The following files in the JAR serve various functions:

key.txt

One line containing the cache key, as an integer.

jars.txt

An unsorted list of JARs (modules only - not their locale variants, extensions, or patches), one per line as an absolute filename.

packages.txt

Unsorted list of packages found in module JARs (and extensions and locale variants and patches) as well as on the classpath. Each line consists of a package name (format: org/netbeans/modules/foo/), then a space, then an integer which is either either a JAR index starting at one from jars.txt - in case the package is to be found in a module JAR (or its variants or extensions or patches) - or a zero in case the package is to be found in the classpath. Note that NetBeans already does not permit two modules to split up a package.
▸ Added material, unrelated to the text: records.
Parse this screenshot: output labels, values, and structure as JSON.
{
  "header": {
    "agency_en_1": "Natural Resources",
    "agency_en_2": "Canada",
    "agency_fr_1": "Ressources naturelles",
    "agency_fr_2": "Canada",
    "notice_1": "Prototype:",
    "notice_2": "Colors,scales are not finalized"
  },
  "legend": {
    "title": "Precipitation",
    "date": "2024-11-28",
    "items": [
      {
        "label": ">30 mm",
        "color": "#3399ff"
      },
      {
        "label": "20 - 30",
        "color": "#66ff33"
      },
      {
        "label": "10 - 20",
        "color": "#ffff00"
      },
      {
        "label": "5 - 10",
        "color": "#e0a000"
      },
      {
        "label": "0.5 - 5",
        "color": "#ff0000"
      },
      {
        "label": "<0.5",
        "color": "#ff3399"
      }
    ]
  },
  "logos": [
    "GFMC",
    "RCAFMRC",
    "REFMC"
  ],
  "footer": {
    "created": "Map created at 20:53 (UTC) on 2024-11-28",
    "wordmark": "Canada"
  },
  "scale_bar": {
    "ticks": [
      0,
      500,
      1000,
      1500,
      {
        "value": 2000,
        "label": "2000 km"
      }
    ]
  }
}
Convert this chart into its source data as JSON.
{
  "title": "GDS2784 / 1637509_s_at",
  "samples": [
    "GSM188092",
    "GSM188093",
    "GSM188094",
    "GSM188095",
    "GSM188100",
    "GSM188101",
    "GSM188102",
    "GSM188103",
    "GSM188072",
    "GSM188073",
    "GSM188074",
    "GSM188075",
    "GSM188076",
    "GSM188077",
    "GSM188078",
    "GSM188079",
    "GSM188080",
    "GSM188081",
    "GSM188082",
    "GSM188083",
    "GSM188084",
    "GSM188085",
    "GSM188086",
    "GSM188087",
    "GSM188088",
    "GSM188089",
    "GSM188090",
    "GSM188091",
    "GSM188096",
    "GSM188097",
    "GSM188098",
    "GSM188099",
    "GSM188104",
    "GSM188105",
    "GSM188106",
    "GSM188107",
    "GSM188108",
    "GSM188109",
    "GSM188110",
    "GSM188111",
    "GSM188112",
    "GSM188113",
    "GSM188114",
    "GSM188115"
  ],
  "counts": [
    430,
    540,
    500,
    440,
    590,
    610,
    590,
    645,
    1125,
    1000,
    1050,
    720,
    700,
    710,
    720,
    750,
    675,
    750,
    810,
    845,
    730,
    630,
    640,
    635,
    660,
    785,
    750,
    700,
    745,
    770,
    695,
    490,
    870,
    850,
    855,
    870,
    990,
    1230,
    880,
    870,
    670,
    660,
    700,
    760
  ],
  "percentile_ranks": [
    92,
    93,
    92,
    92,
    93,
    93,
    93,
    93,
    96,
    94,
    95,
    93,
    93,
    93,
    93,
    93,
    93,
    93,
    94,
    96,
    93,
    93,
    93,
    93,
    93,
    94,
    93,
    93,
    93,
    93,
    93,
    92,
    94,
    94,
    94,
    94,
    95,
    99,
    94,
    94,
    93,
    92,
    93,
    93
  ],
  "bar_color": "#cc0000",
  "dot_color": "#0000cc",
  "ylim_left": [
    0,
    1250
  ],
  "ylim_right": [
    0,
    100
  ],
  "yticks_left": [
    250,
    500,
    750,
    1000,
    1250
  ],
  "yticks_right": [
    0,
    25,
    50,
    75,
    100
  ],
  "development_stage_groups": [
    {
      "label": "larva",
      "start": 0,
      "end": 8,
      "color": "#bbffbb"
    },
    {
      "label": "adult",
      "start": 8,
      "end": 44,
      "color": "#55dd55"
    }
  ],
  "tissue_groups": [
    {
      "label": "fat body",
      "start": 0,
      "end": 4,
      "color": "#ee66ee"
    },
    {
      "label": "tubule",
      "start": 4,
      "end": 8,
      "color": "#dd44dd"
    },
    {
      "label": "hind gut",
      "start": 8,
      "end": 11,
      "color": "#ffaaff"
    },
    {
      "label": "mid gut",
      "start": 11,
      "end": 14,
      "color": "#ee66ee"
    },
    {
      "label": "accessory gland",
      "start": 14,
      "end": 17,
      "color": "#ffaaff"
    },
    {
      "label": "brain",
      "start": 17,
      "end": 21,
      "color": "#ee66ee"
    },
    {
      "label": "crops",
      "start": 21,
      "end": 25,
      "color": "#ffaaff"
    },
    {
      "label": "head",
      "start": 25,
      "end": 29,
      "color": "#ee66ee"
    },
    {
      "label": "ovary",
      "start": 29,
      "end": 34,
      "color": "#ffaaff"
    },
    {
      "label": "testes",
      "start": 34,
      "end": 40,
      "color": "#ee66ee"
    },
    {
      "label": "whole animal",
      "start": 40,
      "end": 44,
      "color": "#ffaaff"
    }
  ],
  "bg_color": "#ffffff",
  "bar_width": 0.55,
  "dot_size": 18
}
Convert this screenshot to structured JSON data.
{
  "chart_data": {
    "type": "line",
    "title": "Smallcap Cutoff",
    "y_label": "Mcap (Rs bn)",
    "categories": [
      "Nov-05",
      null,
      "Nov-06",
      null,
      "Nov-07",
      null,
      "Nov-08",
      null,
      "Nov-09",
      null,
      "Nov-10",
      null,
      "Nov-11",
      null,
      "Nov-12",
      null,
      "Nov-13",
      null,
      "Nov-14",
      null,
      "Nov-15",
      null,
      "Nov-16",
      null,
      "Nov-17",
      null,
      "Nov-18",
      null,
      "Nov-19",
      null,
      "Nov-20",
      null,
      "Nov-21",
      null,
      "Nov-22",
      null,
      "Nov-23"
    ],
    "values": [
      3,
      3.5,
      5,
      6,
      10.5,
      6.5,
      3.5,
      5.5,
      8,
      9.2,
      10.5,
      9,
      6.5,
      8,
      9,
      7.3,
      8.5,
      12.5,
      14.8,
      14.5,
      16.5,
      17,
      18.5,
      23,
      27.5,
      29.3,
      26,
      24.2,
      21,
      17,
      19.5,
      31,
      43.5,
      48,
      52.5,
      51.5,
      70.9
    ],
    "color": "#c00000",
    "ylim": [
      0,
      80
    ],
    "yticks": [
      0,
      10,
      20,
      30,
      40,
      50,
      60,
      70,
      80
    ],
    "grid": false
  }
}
META-INF/pathremainder/integer/integer

All files found in META-INF/ and its subdirectories, including META-INF/MANIFEST.MF manifests, are included in the cache JAR, with the filename suffixed with a slash, the module number, another slash, and a sequence number (starting at zero and allocated incrementally for each module number). For a given META-INF/** resource name found among a module JAR, its variants, extensions, and patches, all available instances of that resource are included, each with its own sequence number - patches first in an arbitrary order, then the module, then extensions and variants in an arbitrary order.

all other paths

All other paths (which must be in some package, else they are not loadable anyway, and must not be in META-INF/ because of the above rule) represent that exact class or resource in some module JAR (or variant or extension or patch). Only classes and resources considered essential by the cache are kept this way; others can be found in the original JAR according to packages.txt.

Cache Key

XXX hash of $CLASSPATH, locale, branding, file names and timestamps of JARs in systemClassLoader (incl. branding- and locale-variants)

Startup Procedure During Cache Hit

XXX

Startup Procedure During Cache Miss

XXX

Cache Recreation

XXX

Issues

XXX interaction with project & session switching